Mina, çok da uzak bir karakter değil bize, etrafımızda sürekli var olan karakterlerden. Sürekli ‘kurban’ rolünü oynayan tipler. Öyle ki bu insanlar şanssız, bahtsız, kısır bir döngüye hapsolmuş, hep haksızlığa uğramış, hayatta sorumluluk almaktan akılları çıkan, çareyi ve kurtuluşu hep dışarıda aramış kişiler ve mağduru oynamaktan hiç sıkılmayan tipler.

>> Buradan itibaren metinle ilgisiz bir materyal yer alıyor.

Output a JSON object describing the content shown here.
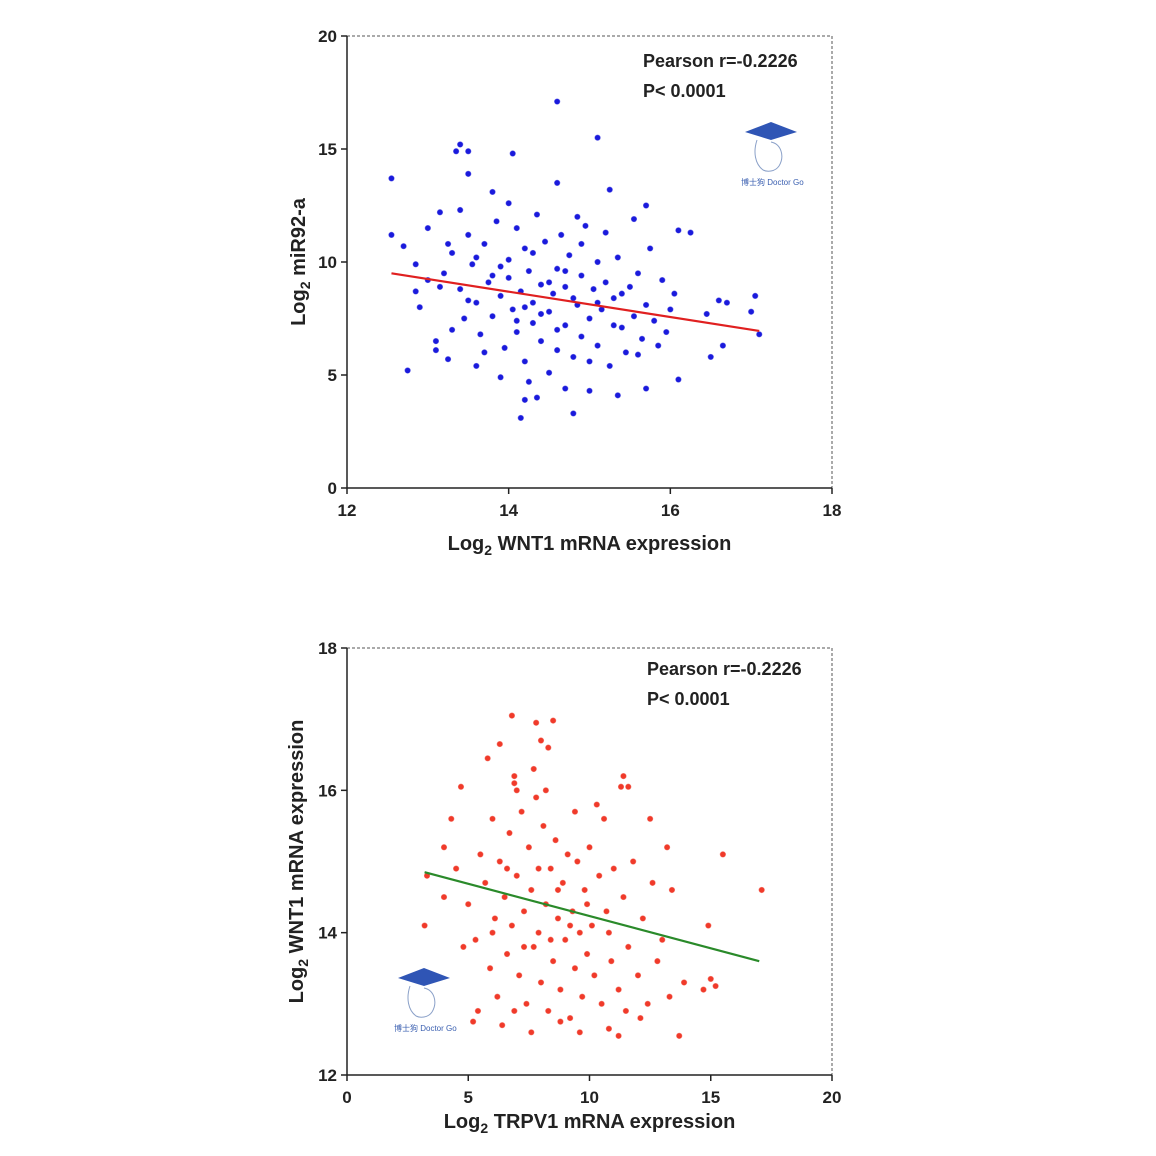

“Seyir eden misin, seyreden mi bu alemde?” Böylesi bir cümleden sonra Mina ve Celal’in saçma sapan ilişkisine dalış yapmak bende biraz şok etkisi yarattı. “Aaa gerçekten bunu mu okuyacağım” dedirtti o yüzden kitap başta elimde biraz süründü. İlk bölümü geçtikten sonra akmaya ve asıl konuya geçiş yaptı.

Dediğim gibi kurguya çok takılmayın bence, yazar da böyle yapmış. Yazar ağırlıkla zihin, bilinç, zaman, an, sorumluluk, hayatımızın kontrolü üzerinde durmuş ki benim kitapta en çok hoşuma giden taraf bu oldu.

Çocukluğumuzdan itibaren yaşadığımız her olay, zihnimize işleniyor ve zihnimiz bu olayları işlemekle de kalmıyor analiz edip ayrıştırıyor ve bazı sonuçlara varıyor. Yapay zekaya çok benzetiyorum; bilgiler yükleniyor ve olasılıklar üzerinden somut veriler oluşuyor. Bu yükleme aşamasında tarafsız olmadığımız için işin içine duygularımız karışınca zihin bulanıyor ve gerçeklik algısını kaybediyor. Örneğin kitapta Mina gençliğinde anne ve babasını kaybediyor ama bu olayı zihin bir kayıp değil de bir terk ediş olarak işliyor. Yani her bir olaya bakış açımız olayı değerlendirişimiz bunu da geçmişte yaşadığımız yani tecrübelerimize dayanarak yapıyoruz. Bu düşünceler zihni bulandırarak bizi geri çekiyor ve bizleri gerçek olmayan şeylere inandırıyor ve bu böyle devam ediyor. Bir müddet sonra gerçek olmayan bu düşünceler hayatımızı yönetmeye başlıyor. Hastalıklı düşüncelerimizle devam etmeye çalışıyoruz, ta ki dibe vurana kadar.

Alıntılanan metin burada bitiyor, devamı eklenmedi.